Mexico beat South Africa 2-0 at the Estadio Azteca in Mexico City on Thursday 11 June, the host nation's first win in a World Cup opening match across nine attempts spanning 74 years (their prior record read 0W-6L-2D) 1. Julián Quiñones turned in an Erik Lira cutback on nine minutes for the tournament's first goal, and Raúl Jiménez headed the second on 67 from a Roberto Alvarado cross 2. Mexico had carried this drought into every opener since 1958, and the win that 18 months of build-up pointed towards finally landed at the rebuilt Azteca.
The scoreline flatters the hosts. It was goalless until the 50th minute, when South Africa's Sphephelo Sithole was sent off for denying Brian Gutiérrez a clear run at goal, a DOGSO (denying an obvious goalscoring opportunity) red. Bafana Bafana, back at a World Cup after 16 years , then conceded twice against ten men and lost a second player in stoppage time. Mexico's two goals both came after the dismissal, which makes the historic first a statistic that stands regardless of how it was won.
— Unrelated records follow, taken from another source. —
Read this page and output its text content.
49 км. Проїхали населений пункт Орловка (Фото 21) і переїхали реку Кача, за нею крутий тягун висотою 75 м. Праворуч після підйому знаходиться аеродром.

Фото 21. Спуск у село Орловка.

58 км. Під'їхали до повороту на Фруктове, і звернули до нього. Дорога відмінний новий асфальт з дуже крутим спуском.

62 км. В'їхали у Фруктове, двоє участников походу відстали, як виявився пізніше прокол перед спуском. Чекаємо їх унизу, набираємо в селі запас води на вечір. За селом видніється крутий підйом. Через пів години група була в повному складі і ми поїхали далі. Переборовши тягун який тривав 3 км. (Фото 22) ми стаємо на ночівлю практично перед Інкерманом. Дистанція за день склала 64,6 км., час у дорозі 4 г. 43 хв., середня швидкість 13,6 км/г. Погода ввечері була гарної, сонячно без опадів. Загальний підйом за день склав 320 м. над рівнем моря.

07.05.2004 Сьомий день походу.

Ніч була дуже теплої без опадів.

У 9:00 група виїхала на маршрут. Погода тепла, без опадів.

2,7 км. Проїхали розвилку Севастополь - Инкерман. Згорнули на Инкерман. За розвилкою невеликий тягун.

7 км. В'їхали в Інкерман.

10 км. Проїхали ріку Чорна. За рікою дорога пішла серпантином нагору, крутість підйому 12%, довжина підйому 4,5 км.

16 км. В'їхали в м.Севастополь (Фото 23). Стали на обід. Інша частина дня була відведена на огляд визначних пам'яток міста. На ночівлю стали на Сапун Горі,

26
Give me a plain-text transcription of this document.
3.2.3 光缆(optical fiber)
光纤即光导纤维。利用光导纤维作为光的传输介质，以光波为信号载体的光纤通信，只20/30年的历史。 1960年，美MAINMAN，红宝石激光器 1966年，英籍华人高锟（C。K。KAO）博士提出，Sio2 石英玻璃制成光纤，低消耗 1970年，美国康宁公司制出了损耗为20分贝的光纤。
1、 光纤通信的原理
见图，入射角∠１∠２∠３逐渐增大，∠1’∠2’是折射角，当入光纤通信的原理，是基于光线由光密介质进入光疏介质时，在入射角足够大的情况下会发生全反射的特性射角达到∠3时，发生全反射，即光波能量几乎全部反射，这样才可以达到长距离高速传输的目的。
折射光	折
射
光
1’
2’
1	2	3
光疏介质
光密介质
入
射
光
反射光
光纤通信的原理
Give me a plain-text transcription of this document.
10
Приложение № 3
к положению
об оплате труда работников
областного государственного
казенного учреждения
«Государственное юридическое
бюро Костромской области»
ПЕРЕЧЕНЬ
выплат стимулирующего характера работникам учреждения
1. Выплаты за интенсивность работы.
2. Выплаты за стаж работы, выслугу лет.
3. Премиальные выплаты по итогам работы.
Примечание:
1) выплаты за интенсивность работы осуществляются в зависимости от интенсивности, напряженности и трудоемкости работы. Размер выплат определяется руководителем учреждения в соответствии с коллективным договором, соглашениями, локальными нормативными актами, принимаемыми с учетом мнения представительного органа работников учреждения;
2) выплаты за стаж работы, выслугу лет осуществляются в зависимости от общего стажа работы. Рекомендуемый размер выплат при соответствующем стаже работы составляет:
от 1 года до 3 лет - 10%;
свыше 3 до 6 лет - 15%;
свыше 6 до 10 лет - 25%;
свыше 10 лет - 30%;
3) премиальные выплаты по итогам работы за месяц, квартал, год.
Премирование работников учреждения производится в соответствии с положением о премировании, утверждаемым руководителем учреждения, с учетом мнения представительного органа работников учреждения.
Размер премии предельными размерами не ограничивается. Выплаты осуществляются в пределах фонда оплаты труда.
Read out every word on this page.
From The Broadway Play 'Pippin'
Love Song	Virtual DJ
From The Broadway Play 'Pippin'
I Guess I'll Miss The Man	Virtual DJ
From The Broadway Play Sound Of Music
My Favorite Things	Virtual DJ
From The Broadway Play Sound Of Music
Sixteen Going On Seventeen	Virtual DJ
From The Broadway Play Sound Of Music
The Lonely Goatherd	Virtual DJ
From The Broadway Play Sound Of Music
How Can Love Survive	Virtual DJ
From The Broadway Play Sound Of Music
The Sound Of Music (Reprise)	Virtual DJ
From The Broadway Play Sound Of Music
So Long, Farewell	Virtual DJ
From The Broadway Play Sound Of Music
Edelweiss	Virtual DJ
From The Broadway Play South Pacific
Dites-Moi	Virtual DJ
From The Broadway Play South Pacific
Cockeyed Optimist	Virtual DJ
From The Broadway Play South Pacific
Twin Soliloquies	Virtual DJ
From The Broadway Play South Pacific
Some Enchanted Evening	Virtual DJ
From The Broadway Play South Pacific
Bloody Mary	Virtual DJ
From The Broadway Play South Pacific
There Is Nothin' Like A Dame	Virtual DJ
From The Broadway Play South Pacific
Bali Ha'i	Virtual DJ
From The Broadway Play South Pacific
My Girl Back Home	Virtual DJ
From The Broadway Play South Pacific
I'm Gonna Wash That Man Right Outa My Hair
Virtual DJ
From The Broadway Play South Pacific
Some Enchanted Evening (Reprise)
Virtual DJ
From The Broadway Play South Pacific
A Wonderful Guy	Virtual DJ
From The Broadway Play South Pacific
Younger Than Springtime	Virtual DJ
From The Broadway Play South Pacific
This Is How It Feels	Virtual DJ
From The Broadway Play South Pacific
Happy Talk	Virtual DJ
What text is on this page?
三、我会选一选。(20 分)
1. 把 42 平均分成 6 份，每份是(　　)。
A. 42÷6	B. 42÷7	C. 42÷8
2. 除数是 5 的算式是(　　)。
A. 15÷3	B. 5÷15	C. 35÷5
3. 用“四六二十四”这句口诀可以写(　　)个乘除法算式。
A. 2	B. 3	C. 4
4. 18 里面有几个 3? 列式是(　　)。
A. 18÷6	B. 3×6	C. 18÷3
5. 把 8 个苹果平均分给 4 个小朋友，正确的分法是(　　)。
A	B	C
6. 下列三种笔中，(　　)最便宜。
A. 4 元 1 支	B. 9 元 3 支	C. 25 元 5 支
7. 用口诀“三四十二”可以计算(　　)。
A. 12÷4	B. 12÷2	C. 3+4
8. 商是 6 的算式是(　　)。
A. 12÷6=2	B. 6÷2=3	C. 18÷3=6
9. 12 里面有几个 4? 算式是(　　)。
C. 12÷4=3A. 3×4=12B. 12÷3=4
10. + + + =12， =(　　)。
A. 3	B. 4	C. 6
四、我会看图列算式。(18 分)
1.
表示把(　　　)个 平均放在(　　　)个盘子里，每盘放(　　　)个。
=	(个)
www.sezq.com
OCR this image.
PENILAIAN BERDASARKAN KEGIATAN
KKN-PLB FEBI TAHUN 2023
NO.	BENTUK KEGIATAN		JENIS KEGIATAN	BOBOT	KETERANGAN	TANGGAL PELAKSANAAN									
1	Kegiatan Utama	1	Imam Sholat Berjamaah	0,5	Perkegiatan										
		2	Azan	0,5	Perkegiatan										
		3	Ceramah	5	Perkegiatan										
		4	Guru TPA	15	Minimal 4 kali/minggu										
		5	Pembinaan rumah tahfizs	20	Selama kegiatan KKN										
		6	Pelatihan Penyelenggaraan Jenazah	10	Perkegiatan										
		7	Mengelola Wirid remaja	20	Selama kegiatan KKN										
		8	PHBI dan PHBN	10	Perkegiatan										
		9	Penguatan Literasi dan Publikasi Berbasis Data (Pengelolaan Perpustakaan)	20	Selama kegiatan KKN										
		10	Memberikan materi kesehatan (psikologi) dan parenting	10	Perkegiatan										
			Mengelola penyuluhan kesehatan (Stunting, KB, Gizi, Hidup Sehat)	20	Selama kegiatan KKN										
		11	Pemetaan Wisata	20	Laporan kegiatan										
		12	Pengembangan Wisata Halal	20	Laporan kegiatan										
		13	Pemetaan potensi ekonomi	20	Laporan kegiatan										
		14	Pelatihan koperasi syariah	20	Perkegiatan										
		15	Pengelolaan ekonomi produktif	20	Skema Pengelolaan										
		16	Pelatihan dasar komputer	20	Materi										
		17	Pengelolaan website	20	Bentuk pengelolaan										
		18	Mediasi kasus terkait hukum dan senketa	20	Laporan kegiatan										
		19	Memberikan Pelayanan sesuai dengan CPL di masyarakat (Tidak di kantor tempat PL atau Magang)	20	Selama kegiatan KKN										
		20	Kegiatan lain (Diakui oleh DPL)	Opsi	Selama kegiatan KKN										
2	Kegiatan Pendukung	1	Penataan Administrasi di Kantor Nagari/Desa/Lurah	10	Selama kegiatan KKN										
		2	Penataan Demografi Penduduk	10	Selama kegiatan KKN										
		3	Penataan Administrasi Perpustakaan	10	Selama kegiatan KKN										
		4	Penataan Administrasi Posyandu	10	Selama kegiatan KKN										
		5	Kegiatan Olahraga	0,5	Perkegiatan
The match set a World Cup opener record of three red cards 3, beating the two shown when Cameroon beat Argentina in 1990. Referee Wilton Pereira Sampaio upgraded Themba Zwane's 84th-minute yellow to red for violent conduct, the first competitive use of a 2026 rule from IFAB (the International Football Association Board, which writes the laws of the game) . Sithole and Zwane now miss South Africa's next match through suspension, and Mexico's César Montes was dismissed in stoppage time for a third DOGSO. Mexico top Group A on goal difference ahead of the day's other winners, South Korea, whom they meet next.